To date I have been awarded a Postgraduate Diploma in Russian Language and a Master of Research (Social Sciences) post graduate degree. I’m currently in year one of a three year PhD course in Central and East European Studies, with my research focusing on democratic consolidation and grass roots initiatives in post- Soviet Latvia.
Without exaggeration, the Glasgow University widening access programme allowed me to change my life and the life of my family completely. Working part time after having my children placed a huge financial strain on us and my career choices were becoming increasingly limited. Although, at times, it was tough to deal with the continued pressure of studying, I received much needed financial support from the University’s Hardship and Discretionary Fund which allowed me to complete my undergraduate study. I was also awarded a bursary from the Thomas and Margaret Roddan Trust as a result of academic excellence.

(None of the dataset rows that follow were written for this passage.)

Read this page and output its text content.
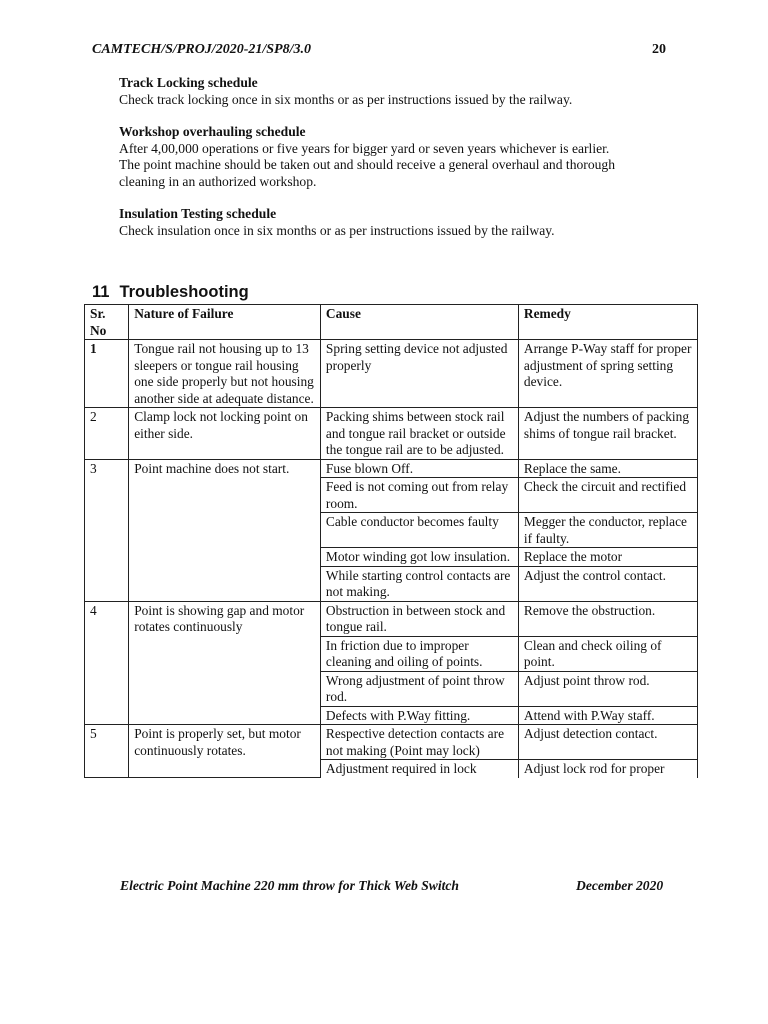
CAMTECH/S/PROJ/2020-21/SP8/3.0	20
Track Locking schedule
Check track locking once in six months or as per instructions issued by the railway.
Workshop overhauling schedule
After 4,00,000 operations or five years for bigger yard or seven years whichever is earlier.
The point machine should be taken out and should receive a general overhaul and thorough
cleaning in an authorized workshop.
Insulation Testing schedule
Check insulation once in six months or as per instructions issued by the railway.
11 Troubleshooting
Sr. No	Nature of Failure	Cause	Remedy
1	Tongue rail not housing up to 13 sleepers or tongue rail housing one side properly but not housing another side at adequate distance.	Spring setting device not adjusted properly	Arrange P-Way staff for proper adjustment of spring setting device.
2	Clamp lock not locking point on either side.	Packing shims between stock rail and tongue rail bracket or outside the tongue rail are to be adjusted.	Adjust the numbers of packing shims of tongue rail bracket.
3	Point machine does not start.	Fuse blown Off.	Replace the same.
		Feed is not coming out from relay room.	Check the circuit and rectified
		Cable conductor becomes faulty	Megger the conductor, replace if faulty.
		Motor winding got low insulation.	Replace the motor
		While starting control contacts are not making.	Adjust the control contact.
4	Point is showing gap and motor rotates continuously	Obstruction in between stock and tongue rail.	Remove the obstruction.
		In friction due to improper cleaning and oiling of points.	Clean and check oiling of point.
		Wrong adjustment of point throw rod.	Adjust point throw rod.
		Defects with P.Way fitting.	Attend with P.Way staff.
5	Point is properly set, but motor continuously rotates.	Respective detection contacts are not making (Point may lock)	Adjust detection contact.
		Adjustment required in lock	Adjust lock rod for proper
Electric Point Machine 220 mm throw for Thick Web Switch	December 2020
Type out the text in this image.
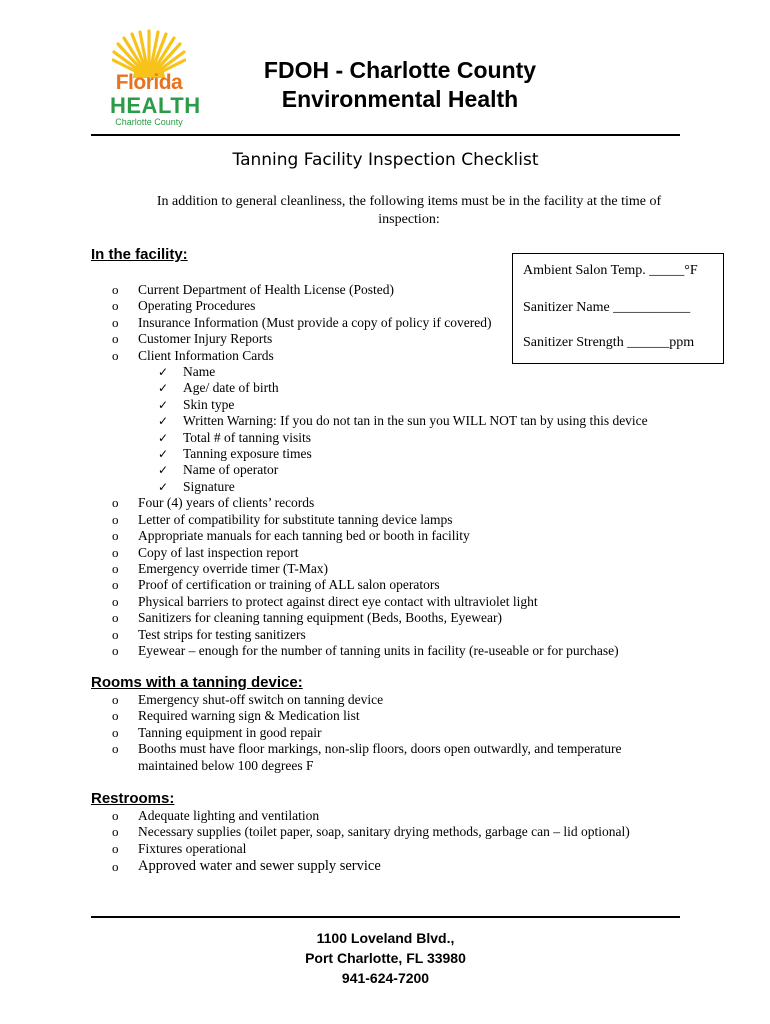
Florida
HEALTH
Charlotte County
FDOH - Charlotte County
Environmental Health
Tanning Facility Inspection Checklist
In addition to general cleanliness, the following items must be in the facility at the time of inspection:
In the facility:
o Current Department of Health License (Posted)
o Operating Procedures
o Insurance Information (Must provide a copy of policy if covered)
o Customer Injury Reports
o Client Information Cards
✓ Name
✓ Age/ date of birth
✓ Skin type
✓ Written Warning: If you do not tan in the sun you WILL NOT tan by using this device
✓ Total # of tanning visits
✓ Tanning exposure times
✓ Name of operator
✓ Signature
o Four (4) years of clients’ records
o Letter of compatibility for substitute tanning device lamps
o Appropriate manuals for each tanning bed or booth in facility
o Copy of last inspection report
o Emergency override timer (T-Max)
o Proof of certification or training of ALL salon operators
o Physical barriers to protect against direct eye contact with ultraviolet light
o Sanitizers for cleaning tanning equipment (Beds, Booths, Eyewear)
o Test strips for testing sanitizers
o Eyewear – enough for the number of tanning units in facility (re-useable or for purchase)
Ambient Salon Temp. _____°F
Sanitizer Name ___________
Sanitizer Strength ______ppm
Rooms with a tanning device:
o Emergency shut-off switch on tanning device
o Required warning sign & Medication list
o Tanning equipment in good repair
o Booths must have floor markings, non-slip floors, doors open outwardly, and temperature maintained below 100 degrees F
Restrooms:
o Adequate lighting and ventilation
o Necessary supplies (toilet paper, soap, sanitary drying methods, garbage can – lid optional)
o Fixtures operational
o Approved water and sewer supply service
1100 Loveland Blvd.,
Port Charlotte, FL 33980
941-624-7200
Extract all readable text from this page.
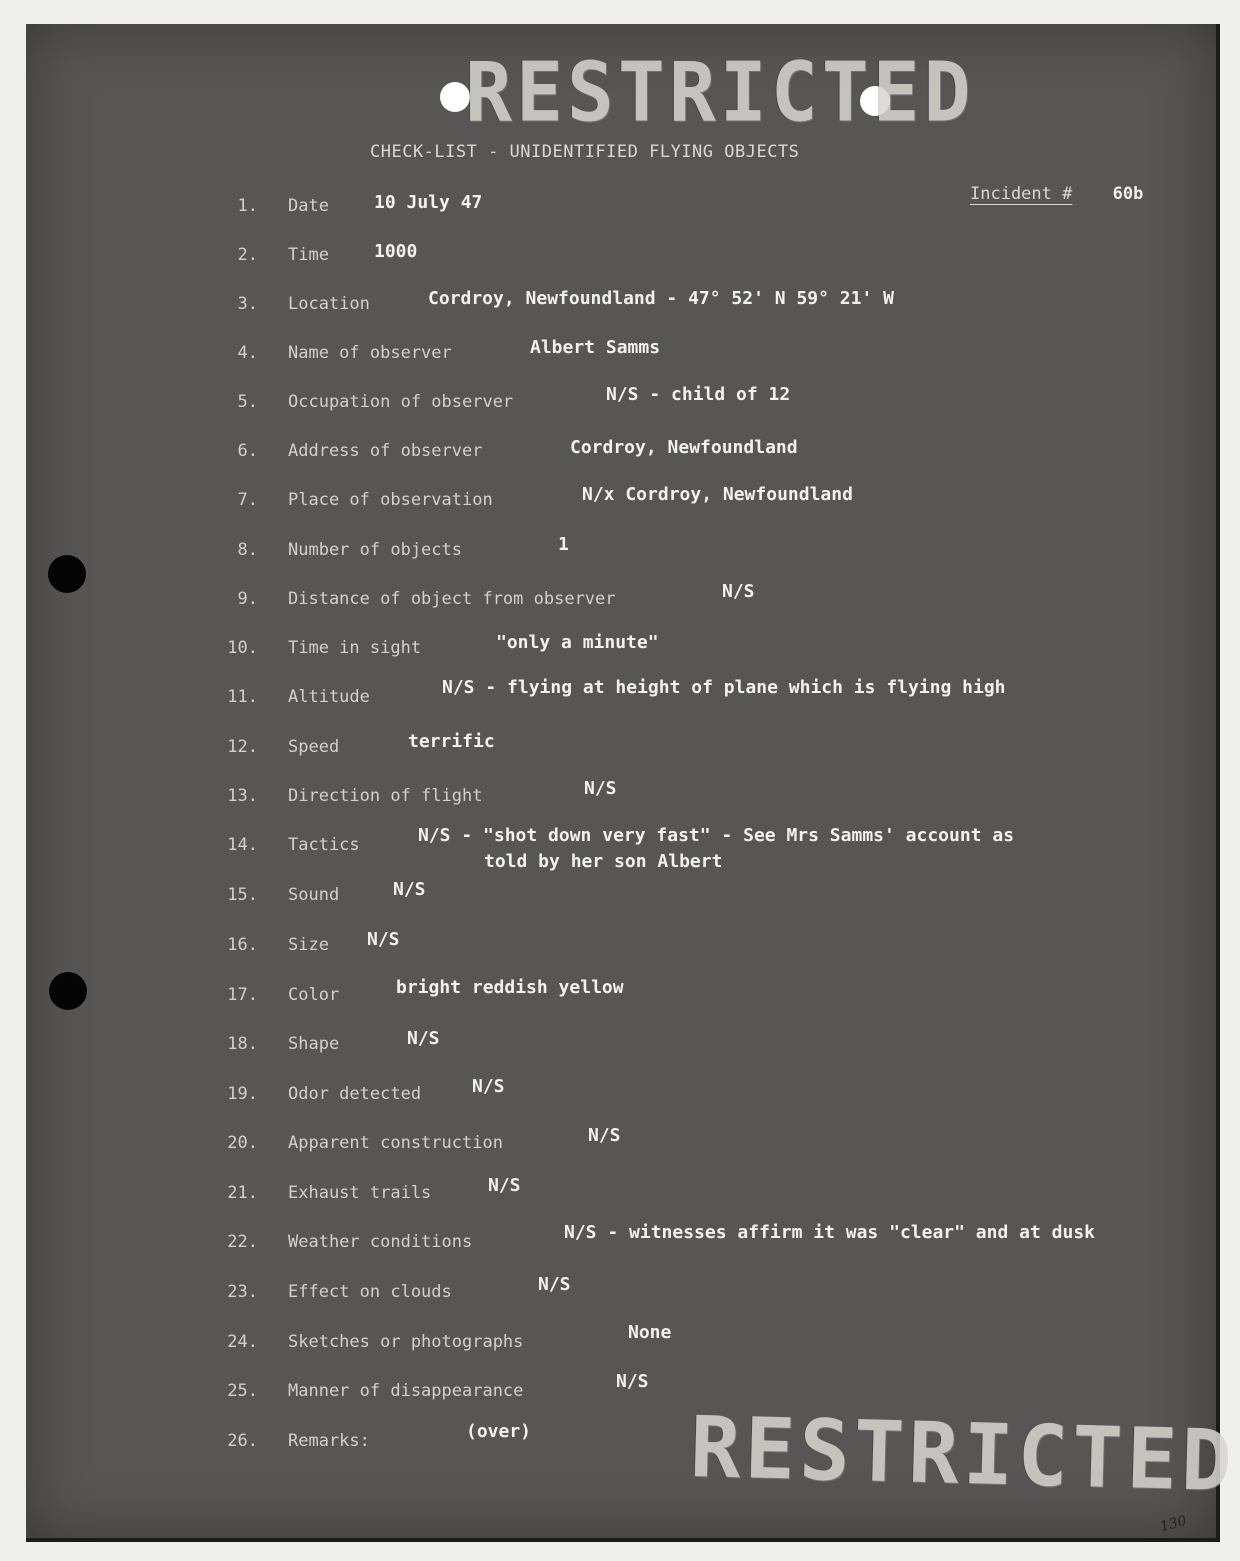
RESTRICTED
CHECK-LIST - UNIDENTIFIED FLYING OBJECTS
Incident # 60b
1. Date	10 July 47
2. Time	1000
3. Location	Cordroy, Newfoundland - 47° 52' N 59° 21' W
4. Name of observer	Albert Samms
5. Occupation of observer	N/S - child of 12
6. Address of observer	Cordroy, Newfoundland
7. Place of observation	N/x Cordroy, Newfoundland
8. Number of objects	1
9. Distance of object from observer	N/S
10. Time in sight	"only a minute"
11. Altitude	N/S - flying at height of plane which is flying high
12. Speed	terrific
13. Direction of flight	N/S
14. Tactics	N/S - "shot down very fast" - See Mrs Samms' account as
told by her son Albert
15. Sound	N/S
16. Size N/S
17. Color	bright reddish yellow
18. Shape	N/S
19. Odor detected	N/S
20. Apparent construction	N/S
21. Exhaust trails	N/S
22. Weather conditions	N/S - witnesses affirm it was "clear" and at dusk
23. Effect on clouds	N/S
24. Sketches or photographs	None
25. Manner of disappearance	N/S
26. Remarks:	(over) RESTRICTED
130
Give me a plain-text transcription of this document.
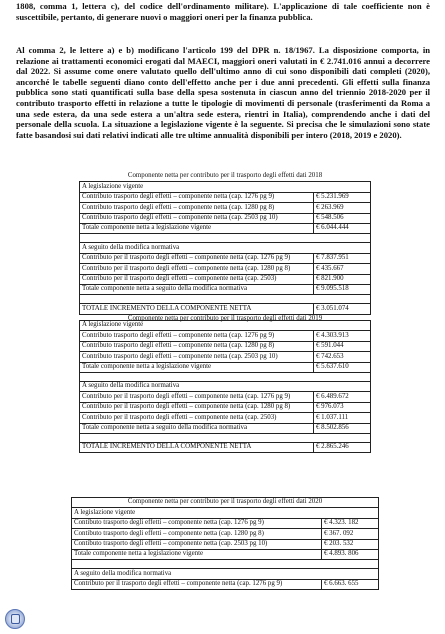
1808, comma 1, lettera c), del codice dell'ordinamento militare). L'applicazione di tale coefficiente non è suscettibile, pertanto, di generare nuovi o maggiori oneri per la finanza pubblica.

Al comma 2, le lettere a) e b) modificano l'articolo 199 del DPR n. 18/1967. La disposizione comporta, in relazione ai trattamenti economici erogati dal MAECI, maggiori oneri valutati in € 2.741.016 annui a decorrere dal 2022. Si assume come onere valutato quello dell'ultimo anno di cui sono disponibili dati completi (2020), ancorché le tabelle seguenti diano conto dell'effetto anche per i due anni precedenti. Gli effetti sulla finanza pubblica sono stati quantificati sulla base della spesa sostenuta in ciascun anno del triennio 2018-2020 per il contributo trasporto effetti in relazione a tutte le tipologie di movimenti di personale (trasferimenti da Roma a una sede estera, da una sede estera a un'altra sede estera, rientri in Italia), comprendendo anche i dati del personale della scuola. La situazione a legislazione vigente è la seguente. Si precisa che le simulazioni sono state fatte basandosi sui dati relativi indicati alle tre ultime annualità disponibili per intero (2018, 2019 e 2020).

Componente netta per contributo per il trasporto degli effetti dati 2018	
A legislazione vigente	
Contributo trasporto degli effetti – componente netta (cap. 1276 pg 9)	€ 5.231.969
Contributo trasporto degli effetti – componente netta (cap. 1280 pg 8)	€ 263.969
Contributo trasporto degli effetti – componente netta (cap. 2503 pg 10)	€ 548.506
Totale componente netta a legislazione vigente	€ 6.044.444

A seguito della modifica normativa	
Contributo per il trasporto degli effetti – componente netta (cap. 1276 pg 9)	€ 7.837.951
Contributo per il trasporto degli effetti – componente netta (cap. 1280 pg 8)	€ 435.667
Contributo per il trasporto degli effetti – componente netta (cap. 2503)	€ 821.900
Totale componente netta a seguito della modifica normativa	€ 9.095.518

TOTALE INCREMENTO DELLA COMPONENTE NETTA	€ 3.051.074
Componente netta per contributo per il trasporto degli effetti dati 2019	
A legislazione vigente	
Contributo trasporto degli effetti – componente netta (cap. 1276 pg 9)	€ 4.303.913
Contributo trasporto degli effetti – componente netta (cap. 1280 pg 8)	€ 591.044
Contributo trasporto degli effetti – componente netta (cap. 2503 pg 10)	€ 742.653
Totale componente netta a legislazione vigente	€ 5.637.610

A seguito della modifica normativa	
Contributo per il trasporto degli effetti – componente netta (cap. 1276 pg 9)	€ 6.489.672
Contributo per il trasporto degli effetti – componente netta (cap. 1280 pg 8)	€ 976.073
Contributo per il trasporto degli effetti – componente netta (cap. 2503)	€ 1.037.111
Totale componente netta a seguito della modifica normativa	€ 8.502.856

TOTALE INCREMENTO DELLA COMPONENTE NETTA	€ 2.865.246
Componente netta per contributo per il trasporto degli effetti dati 2020	
A legislazione vigente	
Contibuto trasporto degli effetti – componente netta (cap. 1276 pg 9)	€ 4.323. 182
Contibuto trasporto degli effetti – componente netta (cap. 1280 pg 8)	€ 367. 092
Contibuto trasporto degli effetti – componente netta (cap. 2503 pg 10)	€ 203. 532
Totale componente netta a legislazione vigente	€ 4.893. 806

A seguito della modifica normativa	
Contributo per il trasporto degli effetti – componente netta (cap. 1276 pg 9)	€ 6.663. 655
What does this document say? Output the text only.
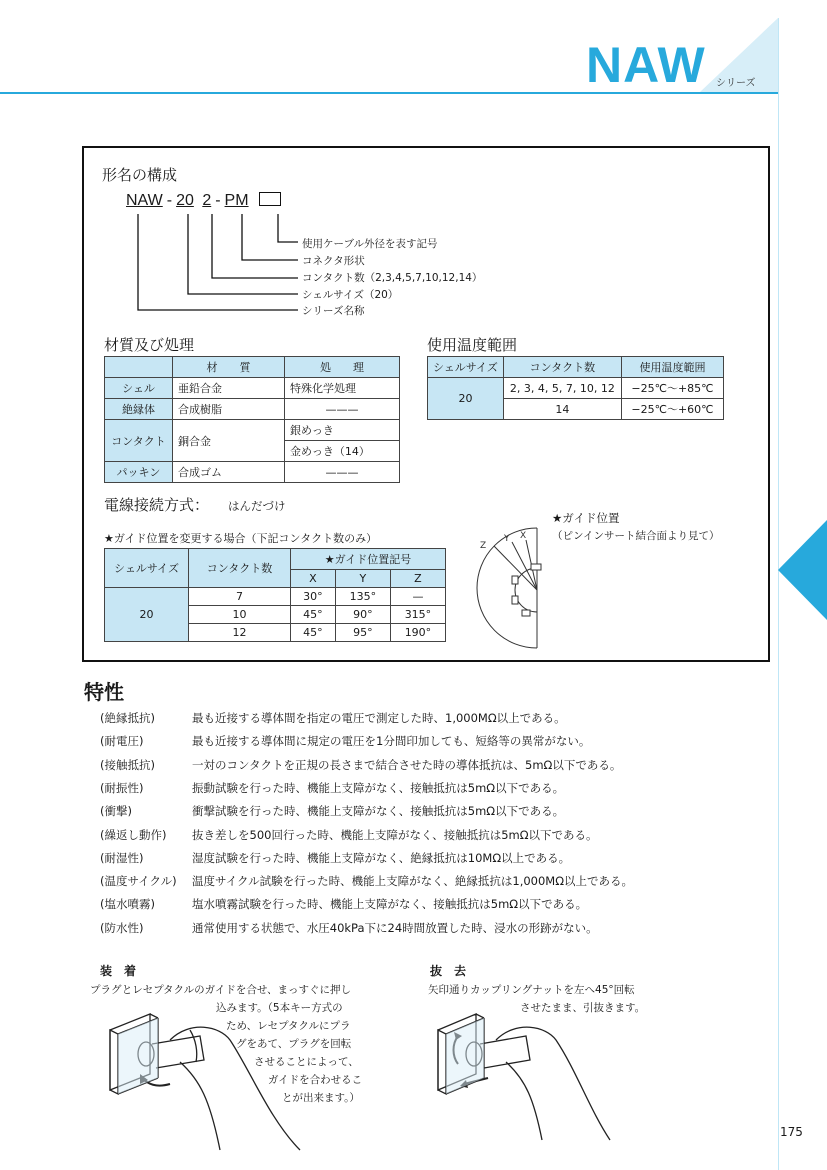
NAW シリーズ
形名の構成
NAW - 20 2 - PM
使用ケーブル外径を表す記号
コネクタ形状
コンタクト数（2,3,4,5,7,10,12,14）
シェルサイズ（20）
シリーズ名称
材質及び処理
	材　　質	処　　理
シェル	亜鉛合金	特殊化学処理
絶縁体	合成樹脂	———
コンタクト	銅合金	銀めっき
		金めっき（14）
パッキン	合成ゴム	———
使用温度範囲
シェルサイズ	コンタクト数	使用温度範囲
20	2, 3, 4, 5, 7, 10, 12	−25℃～+85℃
	14	−25℃～+60℃
電線接続方式： はんだづけ
★ガイド位置を変更する場合（下記コンタクト数のみ）
シェルサイズ	コンタクト数	★ガイド位置記号		
		X	Y	Z
20	7	30°	135°	—
	10	45°	90°	315°
	12	45°	95°	190°
★ガイド位置
（ピンインサート結合面より見て）
Z
Y X
特性
(絶縁抵抗)	最も近接する導体間を指定の電圧で測定した時、1,000MΩ以上である。
(耐電圧)	最も近接する導体間に規定の電圧を1分間印加しても、短絡等の異常がない。
(接触抵抗)	一対のコンタクトを正規の長さまで結合させた時の導体抵抗は、5mΩ以下である。
(耐振性)	振動試験を行った時、機能上支障がなく、接触抵抗は5mΩ以下である。
(衝撃)	衝撃試験を行った時、機能上支障がなく、接触抵抗は5mΩ以下である。
(繰返し動作) 抜き差しを500回行った時、機能上支障がなく、接触抵抗は5mΩ以下である。
(耐湿性)	湿度試験を行った時、機能上支障がなく、絶縁抵抗は10MΩ以上である。
(温度サイクル) 温度サイクル試験を行った時、機能上支障がなく、絶縁抵抗は1,000MΩ以上である。
(塩水噴霧)	塩水噴霧試験を行った時、機能上支障がなく、接触抵抗は5mΩ以下である。
(防水性)	通常使用する状態で、水圧40kPa下に24時間放置した時、浸水の形跡がない。
装　着
プラグとレセプタクルのガイドを合せ、まっすぐに押し
込みます。（5本キー方式の
ため、レセプタクルにプラ
グをあて、プラグを回転
させることによって、
ガイドを合わせるこ
とが出来ます。）
抜　去
矢印通りカップリングナットを左へ45°回転
させたまま、引抜きます。
175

I now have qualifications that I never thought possible before returning to college. I have been able to re-train in a completely different field, and I hope to make a positive impact in European and Democracy Studies with the research I’m conducting. I’ve travelled with my studies to places I’d never heard of and have had the opportunity to meet so many interesting people.
I am now absolutely delighted to be tutoring on the widening access programme myself, as I feel really passionately about giving others the chance to change their lives through education. The programme has given me not only qualifications, but a renewed confidence in myself and my abilities. It’s been an amazing experience and one I’m keen to encourage others to share.